Talking about the FlyLady with others has led me to an insight about how I operate. It's something I already sort of knew, but it's always good to have reminders of who you are and what turns your crank.

I am totally susceptible to external validation. Which is another way of saying that my primary motivators come from the outside, and not from within.

That fact is part and parcel of being an extrovert. Where introverts are less likely to put it all out there, I have a hard time keeping it all in. Where introverts look to their inner selves for cues as to how things are going, I'm always looking for gold stars.

I would never say that one way is better than the other, although I'm extreme enough in my extroversion that I don't pretend to understand the inner workings of introverts and their self-motivational capacities.

All of this is to say, simply, that now that I've been reminded of this fact, I plan to use it to brainhack myself. The more cookies, treats, A plusses, gold stars, and pats on the back I can arrange to get, the better I'll perform, I'm sure. These don't have to be personal at all. When the FlyLady writes in her e-newsletter that she's proud of me, I know she's not really talking to me (exactly).

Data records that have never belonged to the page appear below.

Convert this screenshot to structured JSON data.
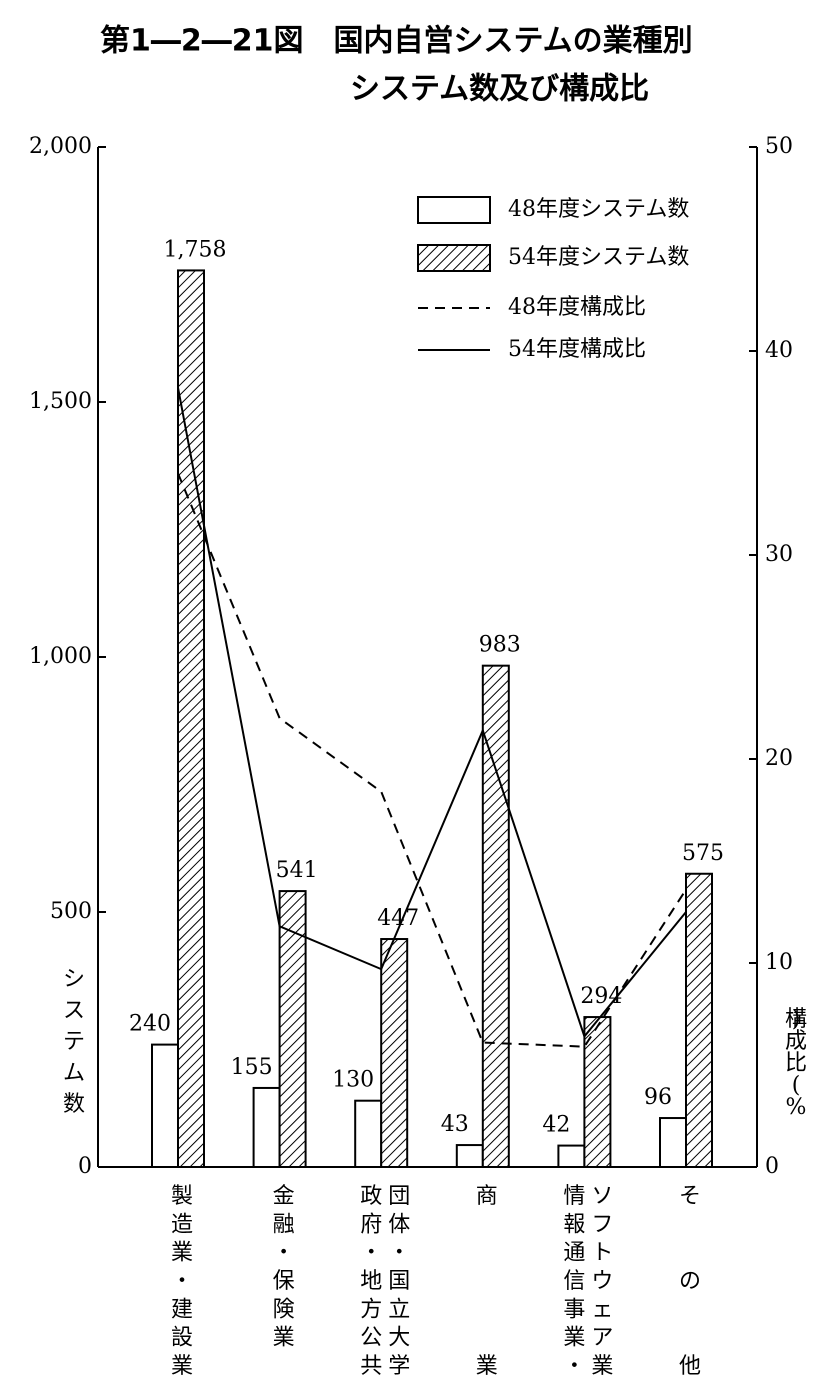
{
  "chart_data": {
    "type": "bar_line",
    "title_lines": [
      "第1―2―21図　国内自営システムの業種別",
      "システム数及び構成比"
    ],
    "y_label": "システム数",
    "y2_label": "構成比(%)",
    "categories": [
      "製造業・建設業",
      "金融・保険業",
      "政府・地方公共団体・国立大学",
      "商業",
      "情報通信事業・ソフトウェア業",
      "その他"
    ],
    "series": [
      {
        "name": "48年度システム数",
        "type": "bar",
        "color": "#ffffff",
        "values": [
          240,
          155,
          130,
          43,
          42,
          96
        ]
      },
      {
        "name": "54年度システム数",
        "type": "bar",
        "color": "hatch",
        "values": [
          1758,
          541,
          447,
          983,
          294,
          575
        ],
        "value_labels": [
          "1,758",
          "541",
          "447",
          "983",
          "294",
          "575"
        ]
      },
      {
        "name": "48年度構成比",
        "type": "line",
        "axis": "y2",
        "color": "#000000",
        "line_style": "dashed",
        "values": [
          34.0,
          22.0,
          18.4,
          6.1,
          5.9,
          13.6
        ]
      },
      {
        "name": "54年度構成比",
        "type": "line",
        "axis": "y2",
        "color": "#000000",
        "line_style": "solid",
        "values": [
          38.2,
          11.8,
          9.7,
          21.4,
          6.4,
          12.5
        ]
      }
    ],
    "ylim": [
      0,
      2000
    ],
    "yticks": [
      0,
      500,
      {
        "value": 1000,
        "label": "1,000"
      },
      {
        "value": 1500,
        "label": "1,500"
      },
      {
        "value": 2000,
        "label": "2,000"
      }
    ],
    "y2lim": [
      0,
      50
    ],
    "y2ticks": [
      0,
      10,
      20,
      30,
      40,
      50
    ],
    "legend": "upper right"
  }
}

But I still get a little thrill from it.

This inner gold star collecting princess will, I think, will be a major key to getting stuff done over the next little while.

So even though I am not really big on New Year's resolutions, with the turning of the calendar year and the beginning of a sort-of new decade, I did make some big plans for my writing, set some word count goals, and began to think about getting (even more) serious about my creative career.

Over on Stringing Words, the powers that be have set up yearly and monthly word count and project threads. Lots of people, myself included, have established lists of projects we hope to complete, things we'd like to see happen, and raw word counts we'd like to achieve. The site gives us a place to keep track of all these plans, and to note success as we meet them. Perfect for my inner princess.